Is it any wonder that James Stewart is my favourite actor! Everytime I see him on screen I discover something else to love about the guy! He is mesmerizing in every role I’ve seen him play. This was Stewart’s third film with the brilliant director and he was obviously by this time Hitchcock’s favourite actor. Who else! The female lead is singer-actress-comedienne Doris Day in a dramatic role I wouldn’t often associate with her. I had become more familiar with her 1960’s comedies and her tv show which I enjoyed on reruns through the 70’s and 80’s.
Scene with (Lord) Bernard Miles, Christopher Olsen, Brenda de Banzie, Doris Day and James Stewart.
Hitchcock leads us on a breathless adventure with this film shot location in dazzling Technicolor. James and Doris, don’t they sound just like your next-door neighbour, are on a family holiday with their young son in Morocco where their son gets kidnapped. Christopher Olsen plays the young boy. He is the older brother of child actress Susan Olsen who played youngest daughter Cindy in The Brady Bunch. It’s obvious from the start that our lead actors have found themselves in a culture very different from anything they have ever encountered and that this “ordinary” husband and wife, as if we can call James and Doris ordinary, were going to very soon find themselves in an extraordinary situation.
Scene of the marketplace bazaar in the film.
The stars in a scene from the film. Wouldn’t it be interesting to be an extra in one of these films ……. “All right, you there, the lady in the blue dress over there, I said “Cut”!… Hey, I may audition for that play after all.
The film is strongly supported by a talented cast of characters and villains including French actor Daniel Gelin, father of actress Maria Schneider, British actors (Lord) Bernard Miles, father of actress Sarah Miles, Brenda de Banzie and brilliant and prolific Austrian actor Reggie Nalder whose scarred face adds to his enthusiastic portrayal of the villain assassin. These actors were so amazing that I wish we could have seen more of them.

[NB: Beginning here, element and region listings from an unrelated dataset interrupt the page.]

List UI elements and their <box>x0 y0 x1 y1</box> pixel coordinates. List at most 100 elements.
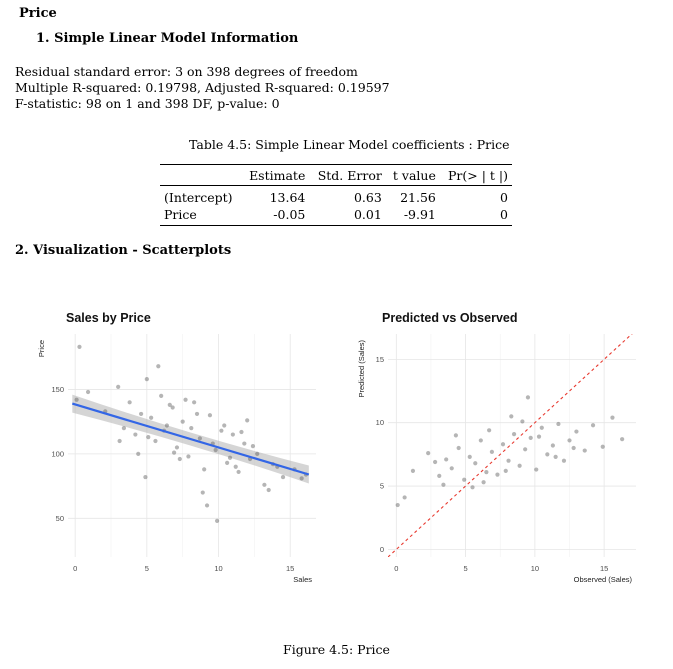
data-point <box>478 438 483 443</box>
stat-f-statistic: F-statistic: 98 on 1 and 398 DF, p-value… <box>15 96 280 111</box>
plot-area <box>71 344 310 524</box>
data-point <box>462 477 467 482</box>
data-point <box>503 468 508 473</box>
data-point <box>426 451 431 456</box>
data-point <box>525 395 531 400</box>
data-point <box>266 487 271 493</box>
data-point <box>517 463 522 468</box>
data-point <box>214 518 220 524</box>
data-point <box>489 449 495 454</box>
data-point <box>180 419 185 424</box>
data-point <box>207 413 213 418</box>
data-point <box>236 469 241 475</box>
data-point <box>610 415 615 420</box>
points <box>74 344 309 524</box>
data-point <box>197 436 202 441</box>
y-tick-label: 15 <box>376 355 384 364</box>
data-point <box>133 432 138 437</box>
data-point <box>230 432 235 437</box>
table-cell: (Intercept) <box>164 190 233 205</box>
data-point <box>433 459 438 465</box>
data-point <box>481 480 486 485</box>
data-point <box>441 482 446 487</box>
data-point <box>495 472 500 477</box>
data-point <box>395 502 400 508</box>
data-point <box>171 450 177 455</box>
y-axis-label: Predicted (Sales) <box>357 340 366 398</box>
data-point <box>467 454 472 460</box>
scatterplot-sales-by-price: 0 5 10 15 50 100 150 Sales by Price Sales Price <box>37 311 316 584</box>
table-row: Price -0.05 0.01 -9.91 0 <box>160 206 512 226</box>
x-tick-label: 5 <box>464 564 468 573</box>
data-point <box>449 466 454 471</box>
x-tick-label: 10 <box>531 564 539 573</box>
figure-caption: Figure 4.5: Price <box>283 642 390 657</box>
data-point <box>164 423 170 428</box>
data-point <box>487 428 492 433</box>
data-point <box>453 433 458 438</box>
plot-area <box>388 334 633 557</box>
x-tick-label: 0 <box>73 564 77 573</box>
section-heading-model-info: 1. Simple Linear Model Information <box>36 31 299 46</box>
data-point <box>550 443 555 448</box>
data-point <box>520 419 525 424</box>
data-point <box>534 467 539 472</box>
data-point <box>590 423 596 428</box>
data-point <box>571 445 576 451</box>
data-point <box>74 397 79 402</box>
x-axis-label: Observed (Sales) <box>574 575 633 584</box>
data-point <box>239 429 244 435</box>
data-point <box>561 458 567 463</box>
y-tick-label: 150 <box>51 385 64 394</box>
data-point <box>536 434 542 439</box>
table-caption: Table 4.5: Simple Linear Model coefficie… <box>189 137 510 152</box>
data-point <box>545 452 550 457</box>
data-point <box>255 451 260 456</box>
table-header-cell <box>160 164 242 186</box>
data-point <box>189 425 194 431</box>
data-point <box>245 418 250 423</box>
data-point <box>250 444 256 449</box>
data-point <box>194 411 200 417</box>
data-point <box>143 474 148 480</box>
data-point <box>149 415 154 420</box>
data-point <box>183 397 188 402</box>
y-axis-label: Price <box>37 340 46 357</box>
table-header-row: Estimate Std. Error t value Pr(> | t |) <box>160 164 512 186</box>
table-cell: 0.01 <box>353 207 382 222</box>
data-point <box>139 411 144 417</box>
data-point <box>556 421 561 427</box>
data-point <box>177 456 182 462</box>
points <box>395 395 625 508</box>
y-tick-label: 50 <box>56 514 64 523</box>
data-point <box>582 448 587 453</box>
y-tick-label: 0 <box>380 545 384 554</box>
data-point <box>136 451 141 456</box>
table-header-cell: Pr(> | t |) <box>439 164 512 186</box>
table-cell: 0 <box>500 207 508 222</box>
table-cell: Price <box>164 207 197 222</box>
table-header-cell: Std. Error <box>309 164 386 186</box>
data-point <box>174 445 180 450</box>
page-heading: Price <box>19 6 57 21</box>
y-tick-label: 100 <box>51 449 64 458</box>
table-cell: -9.91 <box>403 207 436 222</box>
data-point <box>159 393 164 398</box>
data-point <box>202 467 207 472</box>
data-point <box>500 442 506 447</box>
table-cell: 0.63 <box>353 190 382 205</box>
y-tick-label: 5 <box>380 482 384 491</box>
data-point <box>225 460 230 466</box>
data-point <box>620 437 625 442</box>
data-point <box>574 429 579 434</box>
data-point <box>509 414 514 419</box>
data-point <box>567 438 572 443</box>
data-point <box>153 438 158 444</box>
x-axis-label: Sales <box>293 575 312 584</box>
x-tick-label: 0 <box>394 564 398 573</box>
data-point <box>484 470 489 475</box>
x-tick-label: 10 <box>214 564 222 573</box>
data-point <box>227 455 233 460</box>
data-point <box>146 435 151 440</box>
grid <box>388 334 636 557</box>
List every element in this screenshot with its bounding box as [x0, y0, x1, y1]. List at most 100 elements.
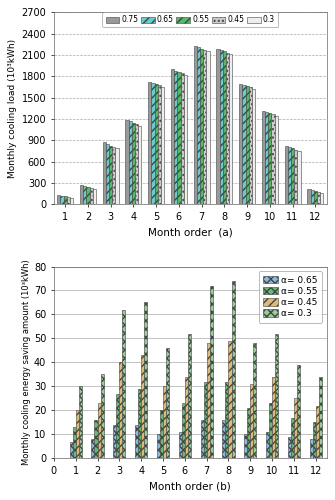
Bar — [294, 398, 297, 458]
Bar — [216, 48, 220, 204]
Bar — [229, 54, 232, 204]
Bar — [174, 70, 177, 204]
Bar — [112, 147, 116, 204]
Bar — [100, 374, 104, 458]
Bar — [89, 188, 93, 204]
Bar — [285, 146, 288, 204]
Bar — [204, 382, 207, 458]
Bar — [222, 420, 225, 459]
Bar — [200, 48, 203, 204]
Bar — [244, 434, 247, 458]
Bar — [294, 150, 297, 204]
Bar — [220, 50, 223, 204]
Bar — [291, 148, 294, 204]
Bar — [271, 114, 275, 204]
Bar — [161, 87, 164, 204]
Bar — [268, 114, 271, 204]
Bar — [313, 422, 316, 458]
Bar — [116, 148, 119, 204]
Bar — [91, 440, 94, 458]
Bar — [93, 190, 96, 204]
Bar — [181, 73, 184, 204]
Bar — [154, 84, 158, 204]
Bar — [129, 122, 132, 204]
Bar — [188, 334, 191, 458]
Bar — [320, 194, 323, 204]
Bar — [70, 442, 73, 458]
Bar — [138, 126, 141, 204]
Bar — [185, 377, 188, 458]
Bar — [317, 192, 320, 204]
Bar — [184, 75, 187, 204]
Bar — [177, 72, 181, 204]
Bar — [225, 382, 228, 458]
Bar — [210, 286, 213, 459]
Bar — [57, 195, 61, 204]
Bar — [182, 404, 185, 458]
Y-axis label: Monthly cooling load (10³kWh): Monthly cooling load (10³kWh) — [8, 39, 17, 178]
Bar — [94, 420, 97, 459]
Bar — [228, 341, 231, 458]
Bar — [272, 377, 275, 458]
Bar — [97, 404, 100, 458]
Bar — [61, 196, 64, 204]
Bar — [151, 83, 154, 204]
Bar — [231, 281, 234, 458]
Bar — [307, 190, 311, 204]
Bar — [249, 88, 252, 204]
Bar — [106, 144, 109, 204]
Bar — [253, 344, 256, 458]
Bar — [109, 146, 112, 204]
Bar — [310, 440, 313, 458]
Bar — [73, 428, 76, 458]
Bar — [226, 52, 229, 204]
Bar — [314, 192, 317, 204]
Bar — [269, 404, 272, 458]
Bar — [239, 84, 242, 204]
Bar — [132, 123, 135, 204]
Bar — [135, 425, 138, 458]
Bar — [148, 82, 151, 204]
Bar — [247, 408, 250, 459]
Bar — [157, 434, 160, 458]
Bar — [119, 362, 122, 458]
Bar — [223, 51, 226, 204]
Bar — [144, 302, 147, 458]
Bar — [158, 86, 161, 204]
Bar — [160, 410, 163, 459]
Bar — [275, 334, 278, 458]
Bar — [242, 85, 246, 204]
Bar — [203, 50, 206, 204]
Bar — [311, 190, 314, 204]
Bar — [206, 52, 210, 204]
Bar — [179, 432, 182, 458]
Bar — [122, 310, 126, 458]
Bar — [207, 344, 210, 458]
Bar — [80, 185, 83, 204]
Bar — [319, 377, 322, 458]
Bar — [252, 89, 255, 204]
Bar — [288, 148, 291, 204]
Bar — [194, 46, 197, 204]
Bar — [103, 142, 106, 204]
Bar — [141, 356, 144, 459]
X-axis label: Month order  (a): Month order (a) — [148, 228, 232, 237]
Bar — [76, 410, 79, 459]
Bar — [297, 365, 300, 458]
Bar — [288, 437, 291, 458]
Bar — [79, 386, 82, 458]
Bar — [113, 425, 116, 458]
Bar — [201, 420, 204, 459]
Bar — [83, 186, 86, 204]
Bar — [197, 47, 200, 204]
Legend: 0.75, 0.65, 0.55, 0.45, 0.3: 0.75, 0.65, 0.55, 0.45, 0.3 — [103, 12, 278, 28]
Bar — [138, 389, 141, 458]
Y-axis label: Monthly cooling energy saving amount (10³kWh): Monthly cooling energy saving amount (10… — [22, 260, 31, 466]
X-axis label: Month order (b): Month order (b) — [149, 482, 231, 492]
Bar — [250, 384, 253, 458]
Bar — [297, 151, 300, 204]
Bar — [291, 418, 294, 459]
Bar — [266, 432, 269, 458]
Bar — [126, 120, 129, 204]
Bar — [262, 111, 265, 204]
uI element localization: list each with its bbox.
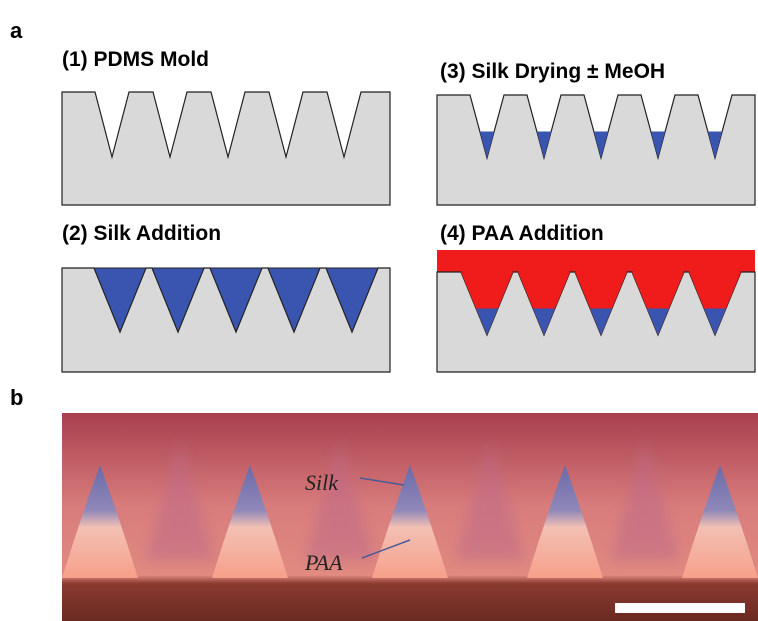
mold — [62, 92, 390, 205]
mold — [437, 95, 755, 205]
step-title: (2) Silk Addition — [62, 222, 221, 245]
step-title: (3) Silk Drying ± MeOH — [440, 60, 665, 83]
panel-label: b — [10, 385, 23, 410]
paa-layer — [437, 250, 755, 272]
photo — [62, 413, 758, 621]
scale-bar — [615, 603, 745, 613]
panel-label: a — [10, 18, 23, 43]
step-title: (1) PDMS Mold — [62, 48, 209, 71]
figure: a (1) PDMS Mold (2) Silk Addition (3) Si… — [0, 0, 758, 621]
annotation: PAA — [304, 550, 343, 575]
step-title: (4) PAA Addition — [440, 222, 604, 245]
annotation: Silk — [305, 470, 339, 495]
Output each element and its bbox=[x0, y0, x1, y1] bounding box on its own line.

Would you ever want to run into Reggie Nalder’s menacing look? What an amazing character actor!!
Doris Day with child actor Christopher Olsen singing the film’s theme son Que Sera Sera (Whatever Will Be Will Be)
Que Sera Sera, Doris Day’s signature song came out of this film and won the Academy Award for best song in 1957 against such titles as True Love from High Society, Thee I Love from Gentle Persuasion sung by Pat Boone, Written on the Wind from the film of the same title by The Four Aces, Julie from the film Julie which Ms. Day starred in and sang the theme song for as well. Thank you, YouTube!